Oh yes, of course. You’re right to say “remember that”. I’ve always known the rule but I’d forgotten. That sounds like a dream holiday, certainly. And when you say they make the decision, who? The impressionist or the the puppet? Alright because I’m basically taking a very joyless attitude towards this; I’m going to try and get the nicest holiday I can out of it. Because there’s nothing that appeals to me about going on holiday with two people who won’t talk to me and a rubber puppet that will. But if I can pick the one who will take me to St. Lucia, then that, that’s I think the way to profit from this situation. Michael Winter – I’d be happy with Michael Winter. Princess Diana, maybe. Um, who did those voices? Well I don’t get to spend any time with them anyway. Alan Whicker. I’ll go with Alan Whicker. Yeah, hopefully we’ll go on a whole tour of lovely places. Was there an Alan Whicker? There must have been?
Notes
RH is extremely hung-over after having attended Steve Coogan’s 50th birthday party the night before.
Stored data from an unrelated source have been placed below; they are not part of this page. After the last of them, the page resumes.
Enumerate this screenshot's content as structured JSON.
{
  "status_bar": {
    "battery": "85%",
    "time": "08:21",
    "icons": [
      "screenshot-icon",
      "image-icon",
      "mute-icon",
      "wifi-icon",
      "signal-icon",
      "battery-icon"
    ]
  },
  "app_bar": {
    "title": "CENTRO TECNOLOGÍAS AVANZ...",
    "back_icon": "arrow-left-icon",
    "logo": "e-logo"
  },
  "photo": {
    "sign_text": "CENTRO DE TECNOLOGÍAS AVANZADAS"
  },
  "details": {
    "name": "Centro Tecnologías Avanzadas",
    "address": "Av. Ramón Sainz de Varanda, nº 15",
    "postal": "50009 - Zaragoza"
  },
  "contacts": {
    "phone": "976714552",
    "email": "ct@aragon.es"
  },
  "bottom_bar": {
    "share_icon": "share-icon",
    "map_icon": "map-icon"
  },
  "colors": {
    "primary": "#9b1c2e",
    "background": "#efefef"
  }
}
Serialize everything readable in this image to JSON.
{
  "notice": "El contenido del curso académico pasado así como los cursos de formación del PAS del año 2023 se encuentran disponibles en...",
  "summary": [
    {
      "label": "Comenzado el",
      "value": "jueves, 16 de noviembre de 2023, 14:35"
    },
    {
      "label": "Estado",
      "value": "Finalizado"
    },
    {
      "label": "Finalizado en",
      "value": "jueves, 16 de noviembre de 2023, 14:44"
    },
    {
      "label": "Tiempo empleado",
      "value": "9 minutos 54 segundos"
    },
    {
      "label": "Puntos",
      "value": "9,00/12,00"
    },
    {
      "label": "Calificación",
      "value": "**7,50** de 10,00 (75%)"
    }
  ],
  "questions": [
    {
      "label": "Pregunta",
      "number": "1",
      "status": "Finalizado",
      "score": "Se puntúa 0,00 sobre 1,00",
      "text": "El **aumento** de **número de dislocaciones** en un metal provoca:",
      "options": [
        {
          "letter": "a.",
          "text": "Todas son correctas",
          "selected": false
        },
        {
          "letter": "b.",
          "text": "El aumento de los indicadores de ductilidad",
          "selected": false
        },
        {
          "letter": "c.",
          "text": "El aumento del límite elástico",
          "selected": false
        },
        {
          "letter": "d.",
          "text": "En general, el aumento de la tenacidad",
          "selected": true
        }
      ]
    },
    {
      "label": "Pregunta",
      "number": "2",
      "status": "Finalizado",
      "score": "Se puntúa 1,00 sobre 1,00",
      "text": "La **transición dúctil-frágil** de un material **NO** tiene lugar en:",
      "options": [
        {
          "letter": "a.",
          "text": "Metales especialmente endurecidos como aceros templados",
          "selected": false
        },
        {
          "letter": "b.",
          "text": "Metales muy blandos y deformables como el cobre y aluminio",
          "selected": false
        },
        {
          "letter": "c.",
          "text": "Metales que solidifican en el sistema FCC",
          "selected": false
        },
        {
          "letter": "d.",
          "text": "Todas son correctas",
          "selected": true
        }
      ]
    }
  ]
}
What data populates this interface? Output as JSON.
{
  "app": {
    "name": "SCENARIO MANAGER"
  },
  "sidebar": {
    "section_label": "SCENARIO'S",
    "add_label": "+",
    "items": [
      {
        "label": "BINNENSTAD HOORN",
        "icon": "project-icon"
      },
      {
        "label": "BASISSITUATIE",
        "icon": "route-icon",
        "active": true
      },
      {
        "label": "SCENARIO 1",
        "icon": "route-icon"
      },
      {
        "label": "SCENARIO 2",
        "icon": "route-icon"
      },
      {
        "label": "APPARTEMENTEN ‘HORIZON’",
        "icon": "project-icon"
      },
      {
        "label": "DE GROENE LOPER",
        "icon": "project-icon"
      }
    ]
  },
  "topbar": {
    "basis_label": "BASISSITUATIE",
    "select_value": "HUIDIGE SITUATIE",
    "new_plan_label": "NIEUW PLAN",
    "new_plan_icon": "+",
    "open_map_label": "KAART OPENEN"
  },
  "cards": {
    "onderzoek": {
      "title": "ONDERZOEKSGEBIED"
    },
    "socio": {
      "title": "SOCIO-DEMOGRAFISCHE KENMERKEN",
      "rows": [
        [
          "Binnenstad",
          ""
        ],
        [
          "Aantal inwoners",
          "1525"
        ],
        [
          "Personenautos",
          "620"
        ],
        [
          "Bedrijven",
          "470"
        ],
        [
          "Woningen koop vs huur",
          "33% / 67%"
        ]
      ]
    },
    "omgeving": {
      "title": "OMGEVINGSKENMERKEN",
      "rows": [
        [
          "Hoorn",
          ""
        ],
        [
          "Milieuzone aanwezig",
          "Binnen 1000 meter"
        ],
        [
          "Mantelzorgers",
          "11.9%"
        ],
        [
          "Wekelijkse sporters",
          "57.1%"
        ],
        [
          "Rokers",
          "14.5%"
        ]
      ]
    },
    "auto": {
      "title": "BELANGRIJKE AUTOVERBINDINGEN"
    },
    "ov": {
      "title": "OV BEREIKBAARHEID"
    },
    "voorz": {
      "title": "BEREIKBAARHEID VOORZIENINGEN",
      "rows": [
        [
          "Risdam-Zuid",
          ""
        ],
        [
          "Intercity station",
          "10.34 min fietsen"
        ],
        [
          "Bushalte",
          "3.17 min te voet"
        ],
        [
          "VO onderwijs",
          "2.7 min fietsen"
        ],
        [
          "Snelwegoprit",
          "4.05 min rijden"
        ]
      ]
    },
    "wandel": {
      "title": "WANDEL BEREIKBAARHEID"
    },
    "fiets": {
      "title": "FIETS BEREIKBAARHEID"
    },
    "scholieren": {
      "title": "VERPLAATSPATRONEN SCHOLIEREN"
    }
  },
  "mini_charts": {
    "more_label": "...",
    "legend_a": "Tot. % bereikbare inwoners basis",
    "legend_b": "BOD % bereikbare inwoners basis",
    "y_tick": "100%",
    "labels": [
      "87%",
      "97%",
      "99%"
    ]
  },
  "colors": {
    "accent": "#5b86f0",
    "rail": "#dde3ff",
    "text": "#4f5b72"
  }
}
Kickstarter: Rob Forth wrote to say that he was the audience member who commented on the origins of the world “sterling” in episode 86. Writing to correct his comment.
Kickstarter: Stef says, “I was once so ill on ouzo that I projectile vomited into a woman’s handbag that was six feet away. It was on its side and I was on the floor. It looked like calzone. I can no longer drink or smell any anise-based drink without wanting to spew my ring. I worked in a nightclub in the 90’s and the sambuca craze nearly killed me. Do you have drink, food, or thing that makes you want to be violently ill when it or something similar is in your vicinity?”